Selling less of more

The thing about breadcrumbs...sometimes the birds eat 'em, or sometimes a well-meaning soul brooms them away. I can't remember now what led me to The Long Tail but it was probably a capsule review, either in print or online.

BTW that link goes to a YouTube promotional video for the book from the UK. Really tells the story in less than two minutes. I went looking for an image of the powerlaw curve that appears endlessly in the book and thought the video was even better.

The idea of the book is in the subtitle - Why the Future of Business Is Selling Less of More. Author Chris Anderson says traditional retail focuses on hits, selling the most units possible of the best-selling items. Amazon, Netflix, and iTunes are examples of businesses getting a surprising portion of their revenues, like a third or half, from non-hits.

Huge inventories that peek in every niche and cranny can be offered as easily as the shelf-space-limited greatest hits selections of bricks-and-mortar stores. Purely digital merchandisers like iTunes have it easiest, but online purveyors of hard goods can stock enormous centralized warehouses, print/create on demand, or simply broker a connection between widely scattered owners or manufacturers and would-be customers.

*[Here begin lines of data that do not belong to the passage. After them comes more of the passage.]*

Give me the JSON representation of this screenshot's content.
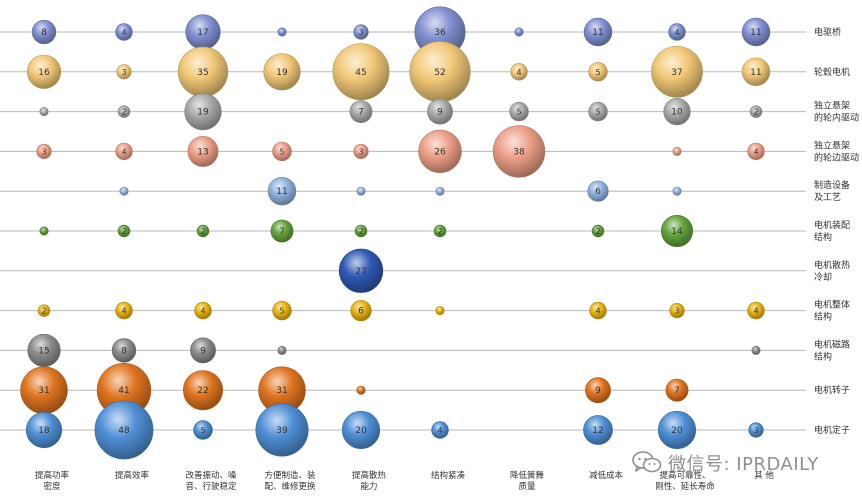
{
  "chart_data": {
    "type": "bubble",
    "x_categories": [
      [
        "提高功率",
        "密度"
      ],
      [
        "提高效率"
      ],
      [
        "改善振动、噪",
        "音、行驶稳定"
      ],
      [
        "方便制造、装",
        "配、维修更换"
      ],
      [
        "提高散热",
        "能力"
      ],
      [
        "结构紧凑"
      ],
      [
        "降低簧舞",
        "质量"
      ],
      [
        "减低成本"
      ],
      [
        "提高可靠性、",
        "刚性、延长寿命"
      ],
      [
        "其 他"
      ]
    ],
    "rows": [
      {
        "label": [
          "电驱桥"
        ],
        "color": "#7f8fd0",
        "values": [
          8,
          4,
          17,
          1,
          3,
          36,
          1,
          11,
          4,
          11
        ]
      },
      {
        "label": [
          "轮毂电机"
        ],
        "color": "#f2c877",
        "values": [
          16,
          3,
          35,
          19,
          45,
          52,
          4,
          5,
          37,
          11
        ]
      },
      {
        "label": [
          "独立悬架",
          "的轮内驱动"
        ],
        "color": "#a9a9a9",
        "values": [
          1,
          2,
          19,
          null,
          7,
          9,
          5,
          5,
          10,
          2
        ]
      },
      {
        "label": [
          "独立悬架",
          "的轮边驱动"
        ],
        "color": "#ec9f86",
        "values": [
          3,
          4,
          13,
          5,
          3,
          26,
          38,
          null,
          1,
          4
        ]
      },
      {
        "label": [
          "制造设备",
          "及工艺"
        ],
        "color": "#8fb2de",
        "values": [
          null,
          1,
          null,
          11,
          1,
          1,
          null,
          6,
          1,
          null
        ]
      },
      {
        "label": [
          "电机装配",
          "结构"
        ],
        "color": "#62a33a",
        "values": [
          1,
          2,
          2,
          7,
          2,
          2,
          null,
          2,
          14,
          null
        ]
      },
      {
        "label": [
          "电机散热",
          "冷却"
        ],
        "color": "#2f59b3",
        "values": [
          null,
          null,
          null,
          null,
          27,
          null,
          null,
          null,
          null,
          null
        ]
      },
      {
        "label": [
          "电机整体",
          "结构"
        ],
        "color": "#e9b30f",
        "values": [
          2,
          4,
          4,
          5,
          6,
          1,
          null,
          4,
          3,
          4
        ]
      },
      {
        "label": [
          "电机磁路",
          "结构"
        ],
        "color": "#8b8b8b",
        "values": [
          15,
          8,
          9,
          1,
          null,
          null,
          null,
          null,
          null,
          1
        ]
      },
      {
        "label": [
          "电机转子"
        ],
        "color": "#e0741f",
        "values": [
          31,
          41,
          22,
          31,
          1,
          null,
          null,
          9,
          7,
          null
        ]
      },
      {
        "label": [
          "电机定子"
        ],
        "color": "#4f8fd6",
        "values": [
          18,
          48,
          5,
          39,
          20,
          4,
          null,
          12,
          20,
          3
        ]
      }
    ],
    "grid": true,
    "legend": "none"
  },
  "watermark": {
    "text": "微信号: IPRDAILY",
    "icon": "wechat-icon"
  }
}
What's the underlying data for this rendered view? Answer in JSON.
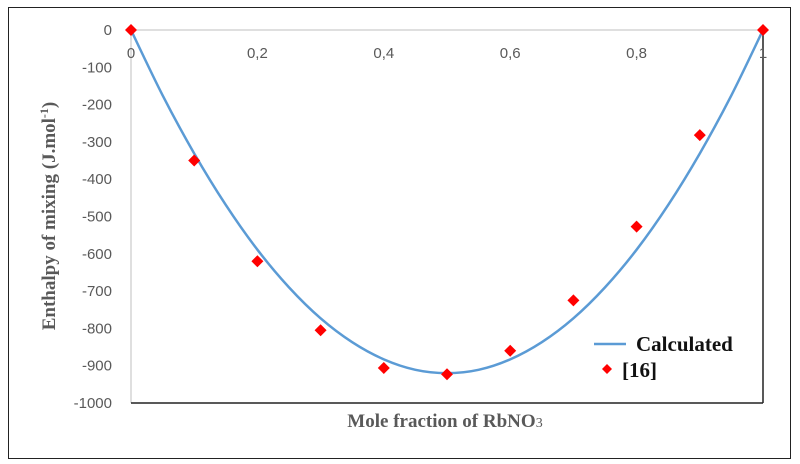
{
  "chart_data": {
    "type": "scatter",
    "xlabel": "Mole fraction of RbNO",
    "xlabel_subscript": "3",
    "ylabel": "Enthalpy of mixing (J.mol",
    "ylabel_superscript": "-1",
    "ylabel_close": ")",
    "xlim": [
      0,
      1
    ],
    "ylim": [
      -1000,
      0
    ],
    "x_ticks": [
      0,
      0.2,
      0.4,
      0.6,
      0.8,
      1
    ],
    "x_tick_labels": [
      "0",
      "0,2",
      "0,4",
      "0,6",
      "0,8",
      "1"
    ],
    "y_ticks": [
      0,
      -100,
      -200,
      -300,
      -400,
      -500,
      -600,
      -700,
      -800,
      -900,
      -1000
    ],
    "y_tick_labels": [
      "0",
      "-100",
      "-200",
      "-300",
      "-400",
      "-500",
      "-600",
      "-700",
      "-800",
      "-900",
      "-1000"
    ],
    "grid": false,
    "legend_position": "bottom-right",
    "series": [
      {
        "name": "Calculated",
        "kind": "line",
        "color": "#5b9bd5",
        "x": [
          0,
          0.05,
          0.1,
          0.15,
          0.2,
          0.25,
          0.3,
          0.35,
          0.4,
          0.45,
          0.5,
          0.55,
          0.6,
          0.65,
          0.7,
          0.75,
          0.8,
          0.85,
          0.9,
          0.95,
          1
        ],
        "y": [
          0,
          -175,
          -331,
          -469,
          -589,
          -690,
          -773,
          -837,
          -883,
          -911,
          -920,
          -911,
          -883,
          -837,
          -773,
          -690,
          -589,
          -469,
          -331,
          -175,
          0
        ]
      },
      {
        "name": "[16]",
        "kind": "scatter",
        "marker": "diamond",
        "color": "#ff0000",
        "x": [
          0,
          0.1,
          0.2,
          0.3,
          0.4,
          0.5,
          0.6,
          0.7,
          0.8,
          0.9,
          1
        ],
        "y": [
          0,
          -350,
          -620,
          -805,
          -906,
          -923,
          -860,
          -725,
          -527,
          -282,
          0
        ]
      }
    ]
  }
}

Hence a company called Ecast supplies bars with digital jukeboxes "stocking" 10,000 albums. Compare to the hundred or so you might find on a regular jukebox and you get the idea. I love Anderson's story of how he was fooled when asked by Ecast CEO Robbie Vann-Adibe to guess how what percentage of those albums sold at least one track per quarter. Anderson knew he was being set up but played along. Traditional retailing suggested 20%, so he guessed 50% just to be wild and crazy. Turned out the answer was 98%.

Curious about how many titles are stocked by Wal-Mart, the nation's biggest music retailer, versus iTunes? Or the number of articles in the Encyclopedia Brittanica as compared to Wikipedia? The answers are in the book. it's important stuff for business people (and for those like me who are simply curious about what the heck is going on) and enormously entertaining.

This is just the latest in a series of books I've stumbled onto starting with that Bob Edwards radio interview of a few years ago. I tried to think of some concept that ties them together, no matter how loosely. I guess it's my compulsive need to pull order from disorder, to see breadcrumbs even if the sidewalk is bare.

I came up with New Connections, since so many of these modern ideas seem to relate to how people are finding each other in new, digitally-enabled ways. I even made a website on that title, but it's not on the Internet...yet. In it I summarize five books and one incredible web site, called The Cluetrain Manifesto. All aboard...

A lot of these ideas seem counter-intuitive. Acting on them suggests a competitive advantage for those who like to succeed, and don't we all? OTOH the people who cling to "the way we've always done it" are like the guy whose company inspired him to coin the phrase "cluetrain," at least according to Wikipedia. He said the cluetrain stopped there four times a day for ten years and they never took delivery.

Breadcrumb to go: The Wisdom of Crowds, by James Surowiecki. Referenced in The Long Tail and one I'll plan to read.